InApplewood Holding Inc. v. The Queen(2018 TCC 231), the Tax Court found that the predominant element of a supply should be determined based on the end result of the service from the recipient's perspective. In that case, Applewood Holding, a car dealership, sold insurance policies on behalf of an insurer relating to its vehicles sold or leased. The insurance covered vehicle lease or finance payments where the customer could not meet its obligations due to certain risks occurring, such as loss of employment or illness. Applewood Holding received a portion of the premiums paid by customers for its services and the CRA assessed GST/HST on this compensation. The Tax Court found that:
"the predominant element of the Appellant's service was the arranging for the sale of insurance which falls within the definition of a "financial service", notwithstanding that some of the ancillary services provided by the Appellant could be considered promotional or administrative; particularly after the sale of Insurance Products was completed, thus the compensation received by the Appellant is exempt from GST/HST."[2]
Could the CRA's Proposed Policy Change be Challenged and Overturned?
The most likely candidate to challenge the CRA's Proposed Policy Change would be a fund that pays trailing commissions directly to dealers.[3]
In this scenario, to comply with the CRA's Proposed Policy Change and not risk a GST/HST assessment, the dealers would charge and collect GST/HST from the funds as of July 1, 2026.
The fund could then apply to the CRA for "protective" rebates of GST/HST paid in error pursuant to section 261 of the ETA. The fund would take a position consistent with the CRA's prior policy with respect to the exempt status of trailing commissions paid to Original Dealers.
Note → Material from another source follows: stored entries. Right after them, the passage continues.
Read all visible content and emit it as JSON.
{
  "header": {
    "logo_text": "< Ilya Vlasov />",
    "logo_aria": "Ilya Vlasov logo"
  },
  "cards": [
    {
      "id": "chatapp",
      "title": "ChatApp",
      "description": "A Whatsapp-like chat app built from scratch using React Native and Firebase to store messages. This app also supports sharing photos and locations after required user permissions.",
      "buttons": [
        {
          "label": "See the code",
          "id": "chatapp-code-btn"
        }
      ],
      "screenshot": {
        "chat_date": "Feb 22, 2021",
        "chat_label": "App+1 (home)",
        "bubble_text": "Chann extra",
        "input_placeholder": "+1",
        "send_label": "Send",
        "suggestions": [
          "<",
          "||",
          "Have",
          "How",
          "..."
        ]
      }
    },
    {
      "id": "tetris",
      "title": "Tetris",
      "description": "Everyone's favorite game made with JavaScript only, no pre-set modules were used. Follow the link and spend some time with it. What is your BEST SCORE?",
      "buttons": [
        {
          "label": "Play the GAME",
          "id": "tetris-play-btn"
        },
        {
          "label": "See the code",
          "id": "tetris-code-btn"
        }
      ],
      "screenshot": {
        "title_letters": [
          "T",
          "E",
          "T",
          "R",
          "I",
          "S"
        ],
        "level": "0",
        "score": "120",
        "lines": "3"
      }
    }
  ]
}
These rebate applications would need to be submitted to the CRA within two years of paying the GST/HST "in error" on the trailing commissions. On the understanding that the CRA processing centre would abide by the CRA's Proposed Policy Change and deny the applications on the basis that the dealers earned the trailing commissions for taxable "asset management" or "advisory" services, the CRA would issue assessments to deny the GST/HST rebate applications.
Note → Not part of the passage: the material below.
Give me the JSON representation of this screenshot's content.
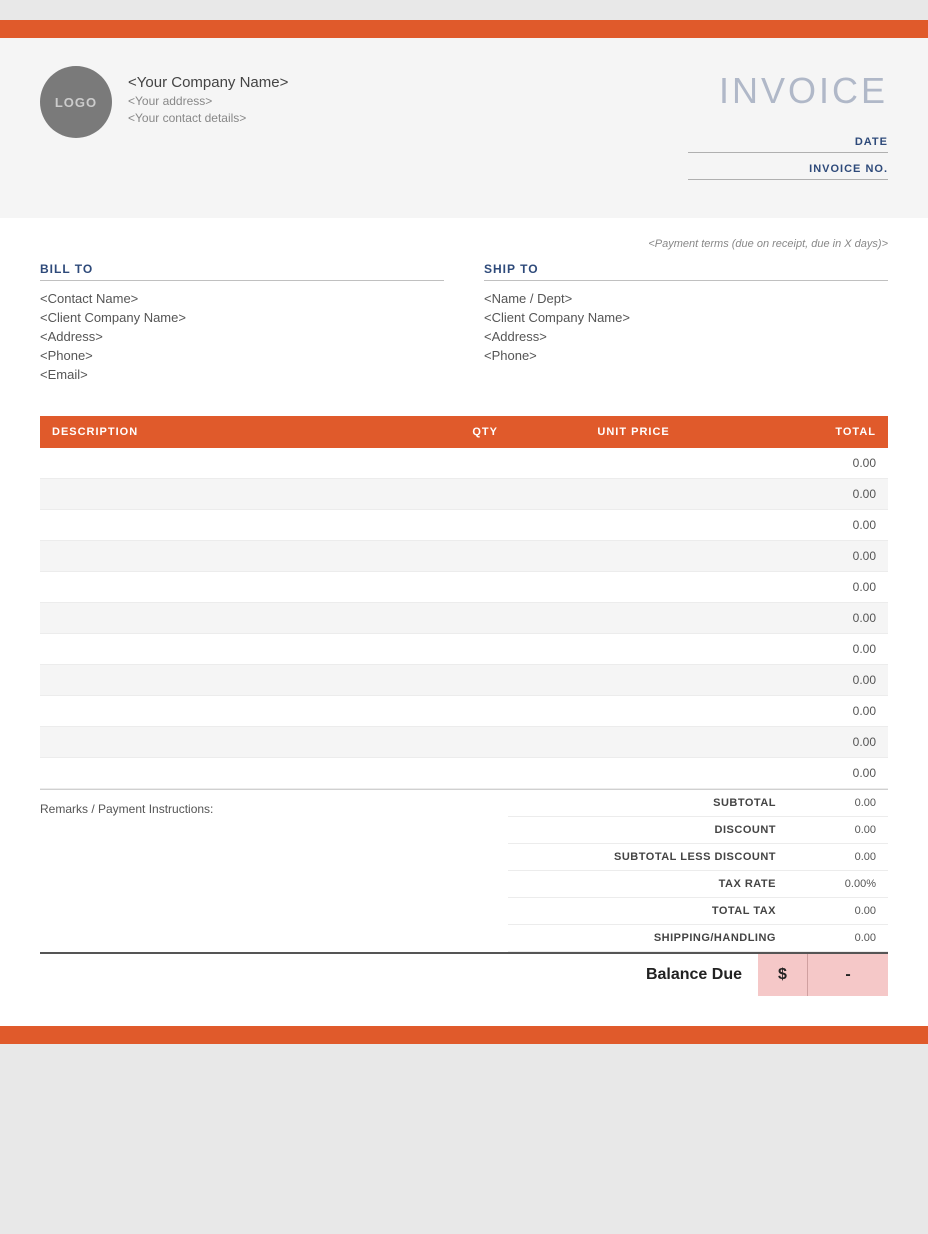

The fund could then object to the assessments within 90 days of the date of the assessments. Assuming that the CRA Appeals Division, like the CRA processing centre, follows the CRA's Proposed Policy Change, the CRA Appeals Division would confirm the assessments and deny the GST/HST rebate applications.
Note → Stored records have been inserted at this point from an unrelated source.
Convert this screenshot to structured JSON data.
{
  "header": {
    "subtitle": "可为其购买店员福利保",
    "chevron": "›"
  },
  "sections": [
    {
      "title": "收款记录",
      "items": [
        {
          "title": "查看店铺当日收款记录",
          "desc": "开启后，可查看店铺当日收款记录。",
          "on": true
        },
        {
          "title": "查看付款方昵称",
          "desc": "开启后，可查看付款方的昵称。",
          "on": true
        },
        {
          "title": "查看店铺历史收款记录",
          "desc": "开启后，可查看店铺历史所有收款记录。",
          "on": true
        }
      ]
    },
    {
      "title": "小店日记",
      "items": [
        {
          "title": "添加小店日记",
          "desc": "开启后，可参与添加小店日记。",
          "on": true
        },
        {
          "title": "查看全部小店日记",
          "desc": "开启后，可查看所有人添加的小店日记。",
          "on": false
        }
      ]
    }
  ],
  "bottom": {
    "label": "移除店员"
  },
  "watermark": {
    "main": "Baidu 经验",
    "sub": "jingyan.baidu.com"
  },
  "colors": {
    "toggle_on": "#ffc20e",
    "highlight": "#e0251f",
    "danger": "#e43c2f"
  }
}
The next step for recourse would be an appeal to the Tax Court of Canada. As the courts have repeatedly stated, the CRA may provide interpretive guidance, but the CRA's administrative interpretations are not binding law. Ultimately, the nature and tax status of the supplies of services acquired by the fund for the trailing commissions would be determined on the appeal.
Footnotes
1. CRA, GST/HST Interpretation Letter, Document No. 246664 (22 December 2025).
2. At paragraph 34 of theApplewood HoldingTax
Court decision.
3. With the fund manager acting as disbursing agent.
The foregoing provides only an overview and does not constitute legal advice. Readers are cautioned against making any decisions based on this material alone. Rather, specific legal advice should be obtained.